Last month we recognized Earth Day and the ongoing, global effort to address our impact on the planet. For many, the effort to limit their environmental impact isn’t just an Earth Day effort but an everyday effort. For example, take the businesses that are deeply engaged in reducing their greenhouse gas emissions (GHG). There are many, and Sphera is proud of the role we play in helping companies measure, track and reduce these emissions.

This role recently earned Sphera recognition from Fast Company, which named us a finalist in the Large Business category in its 2024 World Changing Ideas Awards. Sphera was recognized for providing innovative solutions to support companies’ global decarbonization efforts.

It’s common for companies to set emissions reduction goals as a way to become more sustainable. But sustainability encompasses many things, and for some organizations, water and waste management or energy usage, for example, may rank higher than emissions reductions. (As a quick aside, materiality assessments help companies determine which sustainability topics are most important for their business, according to their stakeholders.)

Environmental issues are often the first to come to mind when the topic of sustainability is raised. At Sphera, we go beyond the environmental factors and view sustainability through three lenses: people, planet and performance. So, when examined within the context of everyday business operations, sustainability matters are not limited to one or two departments. Sustainability involves everyone.

For example, the “people” component might involve health and safety, employee relations and labor standards. “Planet” covers GHG emissions, raw materials or carbon monitoring, among other things. And “performance” can include items such as regulatory compliance, operational risk management or cybersecurity. We refer to the management of these people, planet and performance elements as enterprise sustainability management (ESM).

The best approach to ESM is three-pronged, involving software, data and consulting.

  • Software allows companies to monitor metrics, processes and activities; manage workflows; and aggregate information and report out to stakeholders, among many other things. It’s akin to an ESM engine that optimizes operations to keep a business moving forward with efficiency.
  • Data can include product, supply chain, health and safety, compliance or emissions data. It’s fed into the software to provide actionable information that allows businesses to manage their people, planet and performance issues. Data is the input, or fuel, for the ESM engine.
  • Consulting provides the topical or industry-specific expertise that’s tailored for a particular business and its sustainability goals. It’s the intelligence that helps businesses extract the most value from its software and data.

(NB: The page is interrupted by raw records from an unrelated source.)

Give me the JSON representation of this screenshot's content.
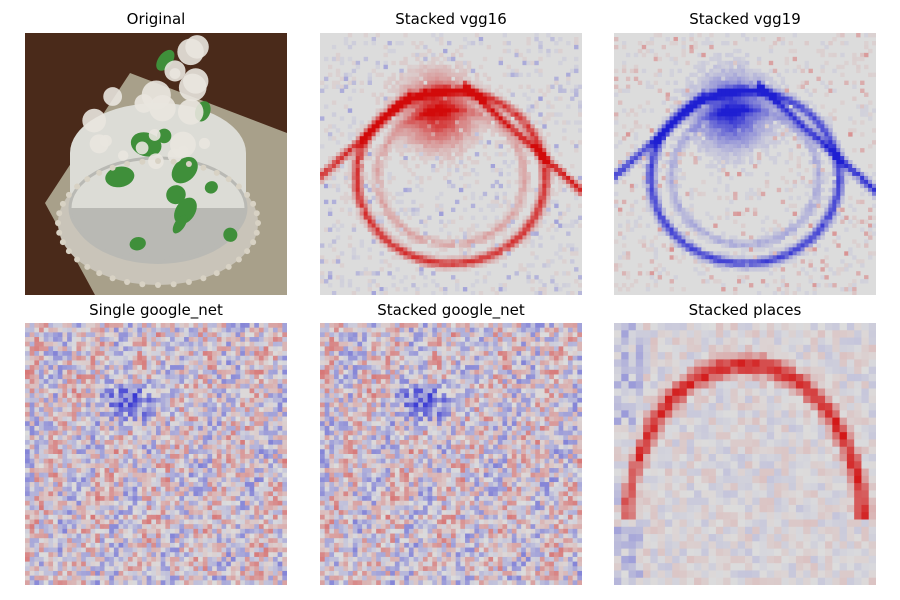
{
  "figure": {
    "panels": [
      {
        "title": "Original",
        "kind": "photo",
        "seed": 1
      },
      {
        "title": "Stacked vgg16",
        "kind": "smooth-map",
        "seed": 2,
        "dominant": "red"
      },
      {
        "title": "Stacked vgg19",
        "kind": "smooth-map",
        "seed": 3,
        "dominant": "blue"
      },
      {
        "title": "Single google_net",
        "kind": "noisy-map",
        "seed": 4
      },
      {
        "title": "Stacked google_net",
        "kind": "noisy-map",
        "seed": 4
      },
      {
        "title": "Stacked places",
        "kind": "blocky-map",
        "seed": 5
      }
    ],
    "colormap": {
      "negative": "#1f1fd2",
      "neutral": "#dcdcdc",
      "positive": "#d20a0a"
    },
    "photo_colors": {
      "table": "#4a2a1a",
      "napkin": "#a8a08a",
      "cake": "#dcdcd6",
      "cake_shadow": "#b9b9b4",
      "plate": "#c9c4b9",
      "leaves": "#3f8f3a",
      "flowers": "#e9e6df"
    }
  }
}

Keeping with the automobile analogy, consulting functions almost like the driver. It maps out a company’s destination and the best route toward that destination, ensuring that the right data and software are utilized for the journey.

So, those are the essential components of effective ESM. The benefit of ESM is visibility into the entire organization—a visibility that can lead to surprising performance improvements. It starts at the corporate level, where corporate sustainability reporting to shareholders, investors, government regulators and other stakeholders takes place.

The information needed for this comes from the operational level. Examples of this kind of information include permit information from a company’s permit to work capabilities; environment, health and safety information; or risk information from an advanced risk assessment. Obviously, an enterprise can have vast quantities of information. It needs software to make the information manageable and useful.

Drilling down further, we get to the product level. At this level, a business might conduct a life cycle assessment (LCA) to determine a product’s environmental impact—or use LCA automation to generate information on an entire product portfolio. The granularity achieved at this level can advance a company’s understanding of its environmental footprint in a remarkable way.

Finally, we get to the supply chain. Visibility at this level is becoming more critical, as regulators include Scope 3 emissions disclosures in corporate reporting requirements. Given the size and complexity of many companies’ supply chains—imagine Walmart, for example—any tool that offers access to the data needed for Scope 3 calculations and sustainability reporting is now a must-have.

By applying the three essential components of software, data and consulting, ESM pulls everything together for a comprehensive approach to sustainability. Again, sustainability means different things to different organizations, and the materiality assessment helps businesses define the concept in their own terms and lay the foundation for their sustainability strategy.

Whichever sustainability topics are most important to your business, Sphera is ready with the tools and expertise you need to set your sustainability goals and track your progress toward them. For us, this isn’t just about achieving our mission to create a safer, more sustainable and productive world—it’s also our passion.